Ultimately, from investigating the methods they use in the production of their chocolate, it is evident that craft chocolate companies not only have a passion for making high quality, traditional chocolate, but also much concern for the cacao industry regarding the problems that it currently faces. The massive increase in these companies is a sign that more and more people are realising the current path of the industry is not acceptable, as it encourages the use of slave and child labour and a potential shortage of chocolate in the near future. Large chocolate companies are beginning to take action however, and whilst it seems there will still be problems for many years to come, there is hope of the chocolate industry one day becoming an ethically sound and sustainable business.

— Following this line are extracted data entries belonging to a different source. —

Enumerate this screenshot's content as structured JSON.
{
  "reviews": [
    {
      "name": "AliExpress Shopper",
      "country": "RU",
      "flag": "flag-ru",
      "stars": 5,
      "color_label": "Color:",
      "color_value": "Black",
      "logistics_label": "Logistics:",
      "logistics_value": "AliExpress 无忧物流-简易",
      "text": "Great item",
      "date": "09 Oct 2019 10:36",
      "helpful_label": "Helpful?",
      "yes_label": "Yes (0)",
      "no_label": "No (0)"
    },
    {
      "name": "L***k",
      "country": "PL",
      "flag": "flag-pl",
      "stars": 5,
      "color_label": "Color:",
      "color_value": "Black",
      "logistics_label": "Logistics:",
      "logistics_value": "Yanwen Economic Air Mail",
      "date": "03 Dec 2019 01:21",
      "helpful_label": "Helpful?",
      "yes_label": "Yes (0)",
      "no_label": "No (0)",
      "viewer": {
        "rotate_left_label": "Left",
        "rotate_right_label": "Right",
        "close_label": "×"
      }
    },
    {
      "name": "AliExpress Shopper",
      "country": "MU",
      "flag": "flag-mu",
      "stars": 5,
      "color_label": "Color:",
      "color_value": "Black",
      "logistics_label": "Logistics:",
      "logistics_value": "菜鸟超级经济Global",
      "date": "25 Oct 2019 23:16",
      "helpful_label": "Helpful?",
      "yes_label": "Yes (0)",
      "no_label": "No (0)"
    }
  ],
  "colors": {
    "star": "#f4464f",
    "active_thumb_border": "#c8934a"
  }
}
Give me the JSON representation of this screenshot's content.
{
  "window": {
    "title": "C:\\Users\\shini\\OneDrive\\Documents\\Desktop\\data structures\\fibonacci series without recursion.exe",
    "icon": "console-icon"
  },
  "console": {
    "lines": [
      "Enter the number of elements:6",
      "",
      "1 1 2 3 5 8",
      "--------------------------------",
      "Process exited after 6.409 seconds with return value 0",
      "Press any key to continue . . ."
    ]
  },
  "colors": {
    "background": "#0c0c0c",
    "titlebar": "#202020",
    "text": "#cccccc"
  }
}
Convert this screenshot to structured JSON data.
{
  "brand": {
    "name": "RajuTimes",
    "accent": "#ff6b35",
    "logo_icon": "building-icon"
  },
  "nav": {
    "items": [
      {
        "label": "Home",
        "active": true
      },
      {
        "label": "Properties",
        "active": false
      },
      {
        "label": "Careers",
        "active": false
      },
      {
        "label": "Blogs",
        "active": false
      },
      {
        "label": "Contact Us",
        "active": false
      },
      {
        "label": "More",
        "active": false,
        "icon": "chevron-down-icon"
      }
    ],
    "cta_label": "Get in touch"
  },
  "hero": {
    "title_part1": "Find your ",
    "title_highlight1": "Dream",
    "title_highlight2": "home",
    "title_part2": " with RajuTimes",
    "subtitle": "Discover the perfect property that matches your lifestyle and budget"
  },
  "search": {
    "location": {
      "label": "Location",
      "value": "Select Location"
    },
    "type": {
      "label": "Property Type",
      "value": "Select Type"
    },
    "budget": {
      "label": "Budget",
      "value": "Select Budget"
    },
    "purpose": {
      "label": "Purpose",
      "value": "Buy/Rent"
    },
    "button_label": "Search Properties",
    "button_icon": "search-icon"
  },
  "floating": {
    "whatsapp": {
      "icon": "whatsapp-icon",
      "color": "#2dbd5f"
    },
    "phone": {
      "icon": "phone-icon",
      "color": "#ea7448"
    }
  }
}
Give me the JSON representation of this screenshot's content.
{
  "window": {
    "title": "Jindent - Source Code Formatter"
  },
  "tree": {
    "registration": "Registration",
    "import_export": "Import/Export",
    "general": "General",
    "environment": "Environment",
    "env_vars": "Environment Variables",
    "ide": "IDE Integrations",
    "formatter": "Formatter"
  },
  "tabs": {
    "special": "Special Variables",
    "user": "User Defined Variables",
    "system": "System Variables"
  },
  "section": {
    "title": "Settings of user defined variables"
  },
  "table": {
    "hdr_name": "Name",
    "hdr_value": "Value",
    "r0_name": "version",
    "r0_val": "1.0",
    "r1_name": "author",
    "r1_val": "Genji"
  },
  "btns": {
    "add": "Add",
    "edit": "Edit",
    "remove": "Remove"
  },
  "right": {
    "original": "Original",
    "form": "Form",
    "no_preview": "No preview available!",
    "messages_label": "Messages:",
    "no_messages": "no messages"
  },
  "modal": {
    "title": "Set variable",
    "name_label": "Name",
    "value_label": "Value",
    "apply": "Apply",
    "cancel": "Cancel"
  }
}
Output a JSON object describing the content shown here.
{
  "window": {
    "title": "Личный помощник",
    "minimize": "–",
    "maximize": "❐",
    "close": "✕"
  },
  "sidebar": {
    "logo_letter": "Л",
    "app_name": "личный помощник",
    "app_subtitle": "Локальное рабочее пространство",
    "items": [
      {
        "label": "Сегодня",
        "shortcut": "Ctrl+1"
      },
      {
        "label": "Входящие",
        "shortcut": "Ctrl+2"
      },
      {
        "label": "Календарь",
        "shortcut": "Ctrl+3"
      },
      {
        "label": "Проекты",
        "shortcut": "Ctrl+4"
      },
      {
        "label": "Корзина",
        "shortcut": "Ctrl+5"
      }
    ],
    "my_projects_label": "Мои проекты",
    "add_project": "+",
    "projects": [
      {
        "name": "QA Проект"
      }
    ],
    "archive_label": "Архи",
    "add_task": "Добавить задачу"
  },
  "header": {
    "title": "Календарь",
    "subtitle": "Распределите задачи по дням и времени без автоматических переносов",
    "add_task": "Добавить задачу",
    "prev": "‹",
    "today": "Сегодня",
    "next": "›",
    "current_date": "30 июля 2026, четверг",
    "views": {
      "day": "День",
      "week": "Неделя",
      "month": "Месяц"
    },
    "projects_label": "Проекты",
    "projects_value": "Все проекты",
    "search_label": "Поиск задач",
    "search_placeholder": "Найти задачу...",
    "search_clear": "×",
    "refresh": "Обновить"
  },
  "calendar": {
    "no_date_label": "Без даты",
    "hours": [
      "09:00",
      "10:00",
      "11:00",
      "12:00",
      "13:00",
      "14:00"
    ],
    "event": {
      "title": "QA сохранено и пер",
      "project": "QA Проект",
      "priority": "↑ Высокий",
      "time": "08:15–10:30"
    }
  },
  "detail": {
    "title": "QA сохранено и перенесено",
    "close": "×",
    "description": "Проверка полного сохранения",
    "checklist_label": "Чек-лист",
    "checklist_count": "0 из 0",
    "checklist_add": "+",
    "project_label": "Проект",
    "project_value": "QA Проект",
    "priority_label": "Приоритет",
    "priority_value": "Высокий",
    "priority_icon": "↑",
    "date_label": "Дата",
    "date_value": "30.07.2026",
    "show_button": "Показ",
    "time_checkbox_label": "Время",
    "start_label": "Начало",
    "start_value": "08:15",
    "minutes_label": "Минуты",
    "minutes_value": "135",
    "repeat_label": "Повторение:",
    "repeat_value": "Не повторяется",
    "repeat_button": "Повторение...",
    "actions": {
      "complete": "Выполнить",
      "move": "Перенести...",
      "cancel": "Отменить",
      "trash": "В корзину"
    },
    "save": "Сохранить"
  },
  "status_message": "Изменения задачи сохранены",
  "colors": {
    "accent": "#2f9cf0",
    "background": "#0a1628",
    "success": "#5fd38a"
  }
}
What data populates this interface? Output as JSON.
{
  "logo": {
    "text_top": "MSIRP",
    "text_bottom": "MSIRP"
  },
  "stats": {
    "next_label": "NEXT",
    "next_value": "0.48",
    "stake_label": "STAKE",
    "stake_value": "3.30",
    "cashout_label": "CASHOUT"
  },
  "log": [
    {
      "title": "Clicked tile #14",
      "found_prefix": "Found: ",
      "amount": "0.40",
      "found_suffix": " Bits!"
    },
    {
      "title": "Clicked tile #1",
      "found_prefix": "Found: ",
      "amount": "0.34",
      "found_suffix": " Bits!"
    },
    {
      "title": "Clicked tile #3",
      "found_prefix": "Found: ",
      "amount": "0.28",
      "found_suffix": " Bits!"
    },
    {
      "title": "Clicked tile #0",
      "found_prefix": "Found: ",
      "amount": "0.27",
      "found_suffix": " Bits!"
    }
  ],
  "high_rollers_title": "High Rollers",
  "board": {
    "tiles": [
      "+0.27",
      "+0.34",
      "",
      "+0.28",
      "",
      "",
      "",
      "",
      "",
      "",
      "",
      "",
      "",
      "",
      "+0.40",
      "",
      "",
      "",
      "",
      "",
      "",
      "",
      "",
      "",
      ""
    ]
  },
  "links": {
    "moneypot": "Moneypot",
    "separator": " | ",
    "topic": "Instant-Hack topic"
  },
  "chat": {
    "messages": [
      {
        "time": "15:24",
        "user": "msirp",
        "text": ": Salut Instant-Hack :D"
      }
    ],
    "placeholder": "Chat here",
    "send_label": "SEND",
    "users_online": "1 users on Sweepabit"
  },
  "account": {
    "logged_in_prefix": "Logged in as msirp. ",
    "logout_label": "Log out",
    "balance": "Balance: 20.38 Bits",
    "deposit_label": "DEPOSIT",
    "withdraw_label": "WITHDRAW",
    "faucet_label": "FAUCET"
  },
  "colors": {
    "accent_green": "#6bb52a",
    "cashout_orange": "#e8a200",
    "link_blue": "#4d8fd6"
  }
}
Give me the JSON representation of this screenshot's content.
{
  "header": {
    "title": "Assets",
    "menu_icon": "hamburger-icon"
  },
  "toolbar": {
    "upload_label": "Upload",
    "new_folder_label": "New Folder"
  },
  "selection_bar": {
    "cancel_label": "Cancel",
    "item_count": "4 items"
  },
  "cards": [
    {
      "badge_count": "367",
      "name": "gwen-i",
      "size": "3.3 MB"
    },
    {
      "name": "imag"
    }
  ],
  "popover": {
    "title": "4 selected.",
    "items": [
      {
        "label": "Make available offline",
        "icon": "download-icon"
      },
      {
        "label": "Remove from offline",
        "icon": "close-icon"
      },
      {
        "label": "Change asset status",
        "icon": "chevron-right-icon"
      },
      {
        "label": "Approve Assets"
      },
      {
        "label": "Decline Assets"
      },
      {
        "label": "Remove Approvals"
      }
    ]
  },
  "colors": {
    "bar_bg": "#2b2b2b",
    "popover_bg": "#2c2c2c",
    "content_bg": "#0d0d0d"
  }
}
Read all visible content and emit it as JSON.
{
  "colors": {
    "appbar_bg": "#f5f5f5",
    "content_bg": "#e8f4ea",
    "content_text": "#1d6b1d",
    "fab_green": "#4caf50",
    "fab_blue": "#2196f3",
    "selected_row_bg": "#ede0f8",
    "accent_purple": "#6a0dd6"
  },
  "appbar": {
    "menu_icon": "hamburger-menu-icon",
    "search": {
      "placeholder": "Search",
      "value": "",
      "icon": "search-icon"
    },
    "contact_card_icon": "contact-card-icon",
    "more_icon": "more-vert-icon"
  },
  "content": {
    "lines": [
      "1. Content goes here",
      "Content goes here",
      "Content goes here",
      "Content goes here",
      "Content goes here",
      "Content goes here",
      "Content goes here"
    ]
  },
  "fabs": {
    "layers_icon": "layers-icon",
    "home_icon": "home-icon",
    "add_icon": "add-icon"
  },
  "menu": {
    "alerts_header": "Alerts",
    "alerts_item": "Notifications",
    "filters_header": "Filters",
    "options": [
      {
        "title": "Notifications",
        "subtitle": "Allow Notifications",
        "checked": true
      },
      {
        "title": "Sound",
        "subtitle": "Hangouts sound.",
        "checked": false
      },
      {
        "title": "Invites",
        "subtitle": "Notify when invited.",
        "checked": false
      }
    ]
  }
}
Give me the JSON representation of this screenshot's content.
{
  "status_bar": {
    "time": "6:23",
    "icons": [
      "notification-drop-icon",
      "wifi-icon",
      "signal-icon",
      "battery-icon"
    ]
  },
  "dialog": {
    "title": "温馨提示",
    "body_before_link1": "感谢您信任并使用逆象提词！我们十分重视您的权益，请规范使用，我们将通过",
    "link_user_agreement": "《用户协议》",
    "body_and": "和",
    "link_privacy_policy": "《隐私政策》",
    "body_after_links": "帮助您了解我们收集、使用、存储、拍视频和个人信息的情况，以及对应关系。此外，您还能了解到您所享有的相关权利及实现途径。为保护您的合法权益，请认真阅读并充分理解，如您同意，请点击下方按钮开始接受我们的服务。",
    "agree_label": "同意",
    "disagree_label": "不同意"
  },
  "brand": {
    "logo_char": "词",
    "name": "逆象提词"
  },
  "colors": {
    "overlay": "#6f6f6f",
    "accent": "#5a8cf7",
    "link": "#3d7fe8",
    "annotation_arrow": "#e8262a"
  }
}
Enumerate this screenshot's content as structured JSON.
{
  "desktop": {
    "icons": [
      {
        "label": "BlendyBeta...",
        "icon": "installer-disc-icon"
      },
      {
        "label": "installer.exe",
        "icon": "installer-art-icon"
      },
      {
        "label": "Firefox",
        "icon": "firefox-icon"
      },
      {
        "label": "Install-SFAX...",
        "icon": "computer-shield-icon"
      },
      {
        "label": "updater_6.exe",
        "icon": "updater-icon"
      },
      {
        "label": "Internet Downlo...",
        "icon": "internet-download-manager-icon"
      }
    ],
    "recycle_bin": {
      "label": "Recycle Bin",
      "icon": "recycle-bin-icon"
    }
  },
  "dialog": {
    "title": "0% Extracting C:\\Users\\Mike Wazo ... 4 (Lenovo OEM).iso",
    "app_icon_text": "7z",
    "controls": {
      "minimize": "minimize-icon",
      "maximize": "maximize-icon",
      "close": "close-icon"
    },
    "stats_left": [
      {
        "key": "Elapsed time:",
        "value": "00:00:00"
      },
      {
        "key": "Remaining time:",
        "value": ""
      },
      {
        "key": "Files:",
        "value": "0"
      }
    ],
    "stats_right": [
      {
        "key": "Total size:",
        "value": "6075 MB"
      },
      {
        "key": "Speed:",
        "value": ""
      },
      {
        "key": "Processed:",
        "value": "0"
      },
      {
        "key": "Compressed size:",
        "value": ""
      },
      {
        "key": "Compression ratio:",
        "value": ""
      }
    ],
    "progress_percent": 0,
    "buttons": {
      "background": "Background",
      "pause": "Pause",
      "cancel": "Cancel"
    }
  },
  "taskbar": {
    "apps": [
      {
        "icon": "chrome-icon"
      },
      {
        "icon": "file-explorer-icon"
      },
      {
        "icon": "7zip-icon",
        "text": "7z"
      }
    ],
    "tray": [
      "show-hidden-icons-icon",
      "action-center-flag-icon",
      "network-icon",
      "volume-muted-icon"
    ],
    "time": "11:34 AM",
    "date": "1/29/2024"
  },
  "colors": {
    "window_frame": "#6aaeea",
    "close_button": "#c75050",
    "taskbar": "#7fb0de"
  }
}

- Mikell, G. ‘Cocoa and Chaos in Ghana’. (1991)
- Albritton, R. ‘Between Obesity and Hunger: The Capitalist Food Industry’. Food and Culture (3rd Edition) (2013)
- Robbins, J. ‘Is There Slavery in Your Chocolate?’. (2010)
- National Confectioners Association. ‘ Mars Invested in Cocoa’s Future’. NCA Journal Vol 2 (2012)
- Pierson, D. “Artisanal, Hand Crafted Chocolate Is a Growing Niche.” Los Angeles Times. Los Angeles Times, 28 Feb. 2015. Web. 06 May 2015.